Now that we've covered the basics of configuring publishers, installing and uninstalling packages, and searching for package content, let's look at how we update a system in a single step. We can use the
pkg update -nv command to do a dry-run or the
pkg update command to bring a system's software up to date.
# pkg update Packages to update: 28 Create boot environment: Yes Create backup boot environment: No DOWNLOAD PKGS FILES XFER (MB) Completed 28/28 389/389 28.0/28.0 PHASE ACTIONS Removal Phase 84/84 Install Phase 100/100 Update Phase 1950/1950 PHASE ITEMS Package State Update Phase 56/56 Package Cache Update Phase 28/28 Image State Update Phase 2/2 PHASE ITEMS Reading Existing Index 8/8 Indexing Packages 28/28 A clone of solaris exists and has been updated and activated. On the next boot the Boot Environment solaris-2 will be mounted on '/'. Reboot when ready to switch to this updated BE.
This command will usually create a new boot environment if kernel components are being updated, as is the case in Listing8. Changes are applied to the new boot environment and the boot environment is activated on the next system reboot.
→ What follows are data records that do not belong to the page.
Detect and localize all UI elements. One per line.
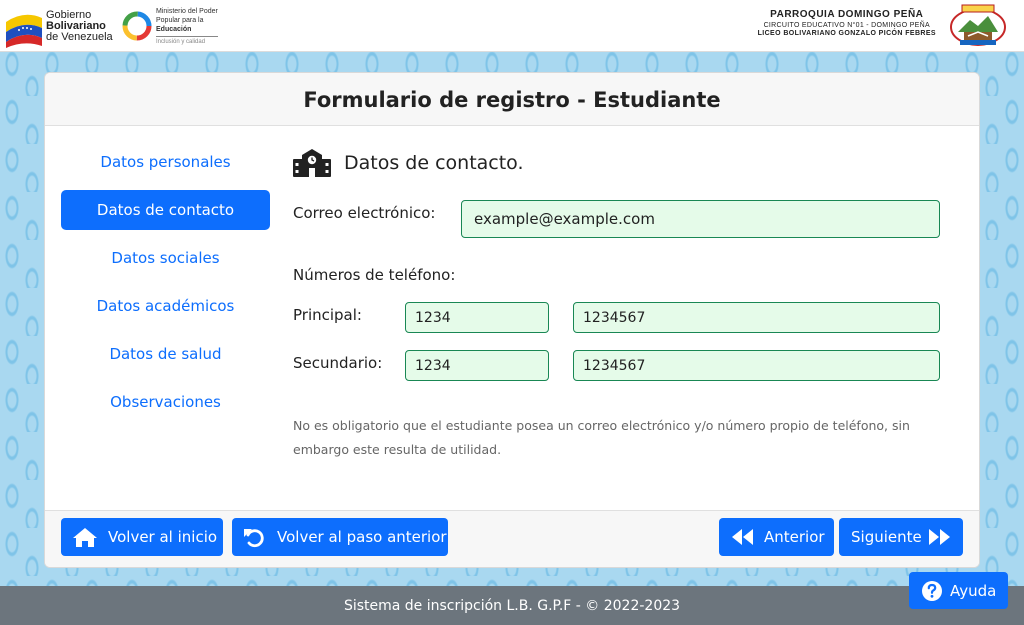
email-label: Correo electrónico: (293, 204, 436, 222)
ministry-emblem-icon (122, 11, 152, 41)
school-crest-icon (950, 4, 1006, 46)
backward-icon (732, 529, 753, 545)
nav-item-datos-de-salud[interactable]: Datos de salud (61, 334, 270, 374)
email-field[interactable] (461, 200, 940, 238)
school-name: LICEO BOLIVARIANO GONZALO PICÓN FEBRES (757, 30, 936, 37)
parish-name: PARROQUIA DOMINGO PEÑA (770, 9, 924, 20)
government-logo: Gobierno Bolivariano de Venezuela (4, 6, 116, 48)
ministry-logo: Ministerio del Poder Popular para la Edu… (121, 6, 231, 48)
primary-phone-number-field[interactable] (573, 302, 940, 333)
page-footer: Sistema de inscripción L.B. G.P.F - © 20… (0, 586, 1024, 625)
phones-heading: Números de teléfono: (293, 266, 456, 284)
ministry-line2: Popular para la (156, 17, 204, 24)
nav-item-observaciones[interactable]: Observaciones (61, 382, 270, 422)
registration-form-card: Formulario de registro - Estudiante Dato… (44, 72, 980, 568)
secondary-phone-number-field[interactable] (573, 350, 940, 381)
question-circle-icon (922, 581, 942, 601)
gov-logo-line3: de Venezuela (46, 31, 113, 43)
nav-item-datos-personales[interactable]: Datos personales (61, 142, 270, 182)
school-icon (293, 149, 331, 177)
primary-phone-code-field[interactable] (405, 302, 549, 333)
home-button[interactable]: Volver al inicio (61, 518, 223, 556)
institution-info: PARROQUIA DOMINGO PEÑA CIRCUITO EDUCATIV… (758, 9, 936, 37)
previous-button-label: Anterior (764, 528, 825, 546)
nav-item-datos-sociales[interactable]: Datos sociales (61, 238, 270, 278)
venezuela-flag-icon (6, 14, 42, 48)
home-icon (73, 528, 97, 547)
previous-button[interactable]: Anterior (719, 518, 834, 556)
next-button[interactable]: Siguiente (839, 518, 963, 556)
form-title: Formulario de registro - Estudiante (45, 73, 979, 126)
undo-icon (244, 529, 264, 548)
primary-phone-label: Principal: (293, 306, 362, 324)
forward-icon (929, 529, 950, 545)
next-button-label: Siguiente (851, 528, 922, 546)
ministry-line1: Ministerio del Poder (156, 8, 218, 15)
secondary-phone-code-field[interactable] (405, 350, 549, 381)
help-button[interactable]: Ayuda (909, 572, 1008, 609)
form-steps-nav: Datos personales Datos de contacto Datos… (61, 142, 270, 430)
ministry-line3: Educación (156, 26, 192, 33)
nav-item-datos-academicos[interactable]: Datos académicos (61, 286, 270, 326)
ministry-tagline: Inclusión y calidad (156, 36, 218, 47)
help-text: No es obligatorio que el estudiante pose… (293, 418, 910, 457)
back-step-button[interactable]: Volver al paso anterior (232, 518, 448, 556)
help-button-label: Ayuda (950, 582, 997, 600)
secondary-phone-label: Secundario: (293, 354, 383, 372)
home-button-label: Volver al inicio (108, 528, 218, 546)
top-header: Gobierno Bolivariano de Venezuela Minist… (0, 0, 1024, 52)
section-title: Datos de contacto. (344, 152, 524, 174)
nav-item-datos-de-contacto[interactable]: Datos de contacto (61, 190, 270, 230)
back-step-button-label: Volver al paso anterior (277, 528, 447, 546)
circuit-name: CIRCUITO EDUCATIVO N°01 - DOMINGO PEÑA (763, 22, 930, 29)
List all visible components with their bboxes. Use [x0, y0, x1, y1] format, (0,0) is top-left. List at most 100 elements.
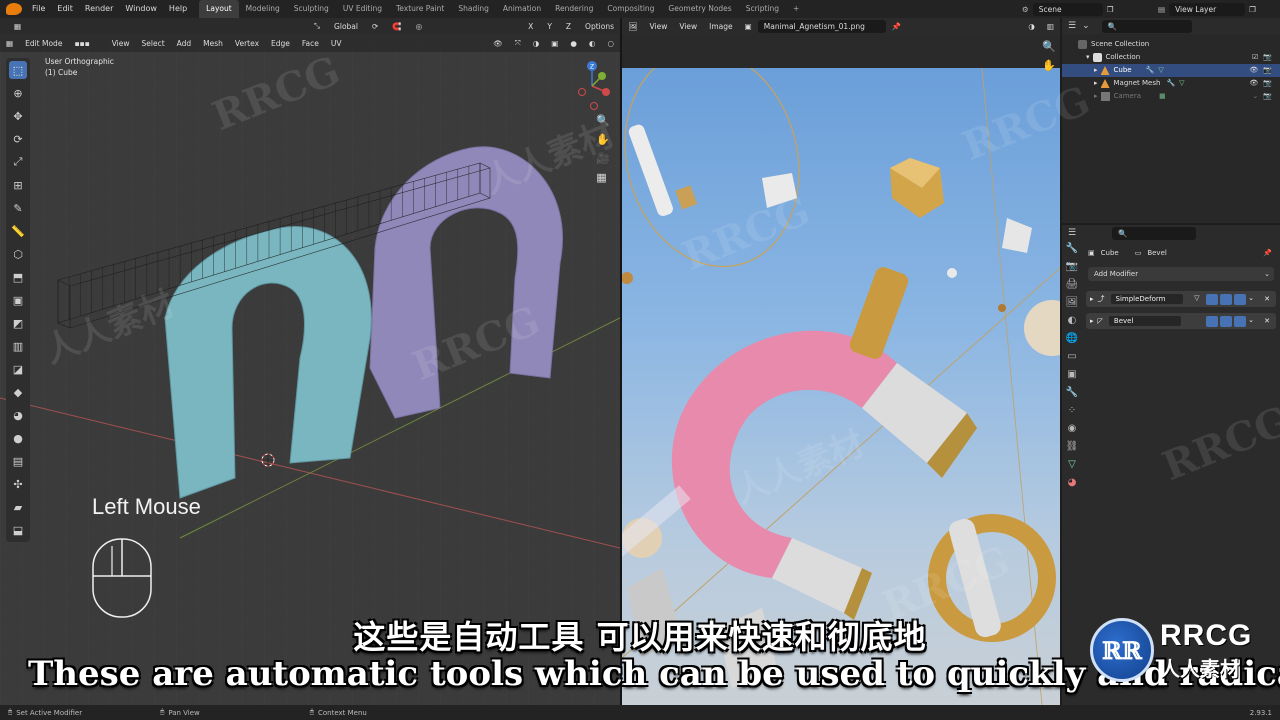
- image-zoom-icon[interactable]: 🔍: [1042, 40, 1056, 53]
- outliner[interactable]: ☰ ⌄ 🔍 Scene Collection ▾ Collection ☑ 📷 ▸…: [1062, 18, 1280, 223]
- options-dropdown[interactable]: Options: [579, 22, 620, 31]
- blender-logo-icon[interactable]: [6, 3, 22, 15]
- outliner-row-scene-collection[interactable]: Scene Collection: [1062, 38, 1280, 51]
- extrude-tool-icon[interactable]: ⬒: [9, 268, 27, 286]
- tab-shading[interactable]: Shading: [451, 0, 495, 18]
- properties-search-input[interactable]: 🔍: [1112, 226, 1197, 240]
- smooth-tool-icon[interactable]: ●: [9, 429, 27, 447]
- magnet-render-icon[interactable]: 📷: [1263, 77, 1272, 90]
- simpledeform-delete-icon[interactable]: ✕: [1264, 295, 1270, 303]
- bevel-editmode-toggle[interactable]: [1206, 315, 1219, 327]
- knife-tool-icon[interactable]: ◪: [9, 360, 27, 378]
- render-tab-icon[interactable]: 📷: [1066, 261, 1078, 272]
- image-menu-view-2[interactable]: View: [673, 22, 703, 31]
- outliner-row-camera[interactable]: ▸ Camera ■ ⌄ 📷: [1062, 90, 1280, 103]
- shear-tool-icon[interactable]: ▰: [9, 498, 27, 516]
- outliner-row-cube[interactable]: ▸ Cube 🔧 ▽ 👁 📷: [1062, 64, 1280, 77]
- editor-type-icon-2[interactable]: ▦: [0, 39, 19, 48]
- scene-selector[interactable]: ⚙ Scene ❐: [1022, 0, 1113, 18]
- menu-edit[interactable]: Edit: [51, 0, 79, 18]
- shading-rendered-icon[interactable]: ○: [601, 39, 620, 48]
- pin-properties-icon[interactable]: 📌: [1263, 249, 1272, 257]
- annotate-tool-icon[interactable]: ✎: [9, 199, 27, 217]
- image-menu-view[interactable]: View: [644, 22, 674, 31]
- add-workspace-button[interactable]: +: [786, 0, 806, 18]
- perspective-grid-icon[interactable]: ▦: [596, 171, 610, 184]
- snap-icon[interactable]: 🧲: [386, 22, 407, 31]
- inset-tool-icon[interactable]: ▣: [9, 291, 27, 309]
- modifier-tab-icon[interactable]: 🔧: [1066, 387, 1078, 398]
- overlay-icon[interactable]: ◑: [527, 39, 546, 48]
- scene-copy-icon[interactable]: ❐: [1107, 5, 1114, 14]
- bevel-menu-icon[interactable]: ⌄: [1248, 316, 1254, 327]
- transform-tool-icon[interactable]: ⊞: [9, 176, 27, 194]
- transform-orientation-icon[interactable]: ⤡: [308, 21, 326, 31]
- menu-mesh[interactable]: Mesh: [197, 39, 229, 48]
- pivot-icon[interactable]: ⟳: [366, 22, 384, 31]
- collection-camera-icon[interactable]: 📷: [1263, 51, 1272, 64]
- tab-geometry-nodes[interactable]: Geometry Nodes: [661, 0, 738, 18]
- cube-visibility-eye-icon[interactable]: 👁: [1249, 64, 1258, 77]
- properties-type-icon[interactable]: ☰: [1068, 228, 1076, 238]
- 3d-viewport[interactable]: ▦ ⤡ Global ⟳ 🧲 ◎ X Y Z Options ▦ Edit Mo…: [0, 18, 620, 705]
- menu-window[interactable]: Window: [119, 0, 163, 18]
- editor-type-icon[interactable]: ▦: [8, 22, 27, 31]
- modifier-panel-simpledeform[interactable]: ▸ ⤴ SimpleDeform ▽ ⌄ ✕: [1086, 291, 1276, 307]
- menu-vertex[interactable]: Vertex: [229, 39, 265, 48]
- scene-field[interactable]: Scene: [1032, 2, 1103, 16]
- physics-tab-icon[interactable]: ◉: [1068, 423, 1077, 434]
- axis-z-toggle[interactable]: Z: [560, 22, 577, 31]
- view-object-types-icon[interactable]: 👁: [487, 39, 509, 48]
- tab-scripting[interactable]: Scripting: [739, 0, 786, 18]
- axis-y-toggle[interactable]: Y: [541, 22, 558, 31]
- pan-hand-icon[interactable]: ✋: [596, 133, 610, 146]
- particles-tab-icon[interactable]: ⁘: [1068, 405, 1076, 416]
- 3d-cursor[interactable]: [261, 453, 275, 467]
- camera-visibility-icon[interactable]: ⌄: [1252, 90, 1258, 103]
- collection-checkbox-icon[interactable]: ☑: [1252, 51, 1258, 64]
- tab-modeling[interactable]: Modeling: [239, 0, 287, 18]
- bevel-name-field[interactable]: Bevel: [1108, 316, 1181, 326]
- bevel-render-toggle[interactable]: [1234, 315, 1247, 327]
- edge-slide-tool-icon[interactable]: ▤: [9, 452, 27, 470]
- outliner-search-input[interactable]: 🔍: [1101, 19, 1192, 33]
- bevel-delete-icon[interactable]: ✕: [1264, 317, 1270, 325]
- outliner-filter-icon[interactable]: ⌄: [1082, 21, 1090, 31]
- collection-tab-icon[interactable]: ▭: [1067, 351, 1076, 362]
- magnet-visibility-eye-icon[interactable]: 👁: [1249, 77, 1258, 90]
- menu-view[interactable]: View: [106, 39, 136, 48]
- rip-tool-icon[interactable]: ⬓: [9, 521, 27, 539]
- select-box-tool-icon[interactable]: ⬚: [9, 61, 27, 79]
- pin-icon[interactable]: 📌: [886, 22, 907, 31]
- image-editor[interactable]: 🖼 View View Image ▣ Manimal_Agnetism_01.…: [622, 18, 1060, 705]
- menu-help[interactable]: Help: [163, 0, 193, 18]
- cube-render-icon[interactable]: 📷: [1263, 64, 1272, 77]
- view-layer-selector[interactable]: ▤ View Layer ❐: [1158, 0, 1256, 18]
- tab-uv-editing[interactable]: UV Editing: [336, 0, 389, 18]
- tool-tab-icon[interactable]: 🔧: [1066, 243, 1078, 254]
- view-layer-copy-icon[interactable]: ❐: [1249, 5, 1256, 14]
- material-tab-icon[interactable]: ◕: [1068, 477, 1077, 488]
- poly-build-tool-icon[interactable]: ◆: [9, 383, 27, 401]
- scale-tool-icon[interactable]: ⤢: [9, 153, 27, 171]
- cursor-tool-icon[interactable]: ⊕: [9, 84, 27, 102]
- bevel-viewport-toggle[interactable]: [1220, 315, 1233, 327]
- data-tab-icon[interactable]: ▽: [1068, 459, 1076, 470]
- transform-orientation-dropdown[interactable]: Global: [328, 22, 364, 31]
- bevel-tool-icon[interactable]: ◩: [9, 314, 27, 332]
- select-mode-icons[interactable]: ▪▪▪: [68, 39, 95, 48]
- camera-view-icon[interactable]: 🎥: [596, 152, 610, 165]
- menu-face[interactable]: Face: [296, 39, 325, 48]
- proportional-edit-icon[interactable]: ◎: [410, 22, 429, 31]
- simpledeform-render-toggle[interactable]: [1234, 293, 1247, 305]
- modifier-panel-bevel[interactable]: ▸ ◸ Bevel ⌄ ✕: [1086, 313, 1276, 329]
- tab-rendering[interactable]: Rendering: [548, 0, 600, 18]
- tab-sculpting[interactable]: Sculpting: [287, 0, 336, 18]
- menu-select[interactable]: Select: [136, 39, 171, 48]
- simpledeform-editmode-toggle[interactable]: [1206, 293, 1219, 305]
- gizmo-icon[interactable]: ⤧: [509, 38, 527, 48]
- simpledeform-viewport-toggle[interactable]: [1220, 293, 1233, 305]
- simpledeform-name-field[interactable]: SimpleDeform: [1110, 294, 1183, 304]
- simpledeform-vertex-icon[interactable]: ▽: [1194, 294, 1204, 305]
- menu-add[interactable]: Add: [171, 39, 198, 48]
You can easily switch between boot environments if the update causes an undesirable result.
It is also important to note that an update depends on what existing package dependencies are present on the system. For example, an administrator may have chosen to freeze the content of a package because a specific version was required to always be present for business-critical application. If such a situation, a
pkg update might not do quite what you'd expect, or it might not have apply any updates to the system, even if you know that newer versions of packages are available.
When a system update is being applied, all non-global zones are automatically updated as well. IPS recursively updates each non-global zone in turn to match the same set of software versions that are present in the global zone. The update will also create new zone boot environments for each non-global zone as necessary.
The Oracle Solaris 11 Image Packaging System is a major advancement in software management providing an integrated user experience and improved safety for system updates. IPS takes much of the complexity out of managing Oracle Solaris by providing improved automation and auditing, allowing administrators to flexibly manage multiple application environments across virtualized and non-virtualized instances of the operating system.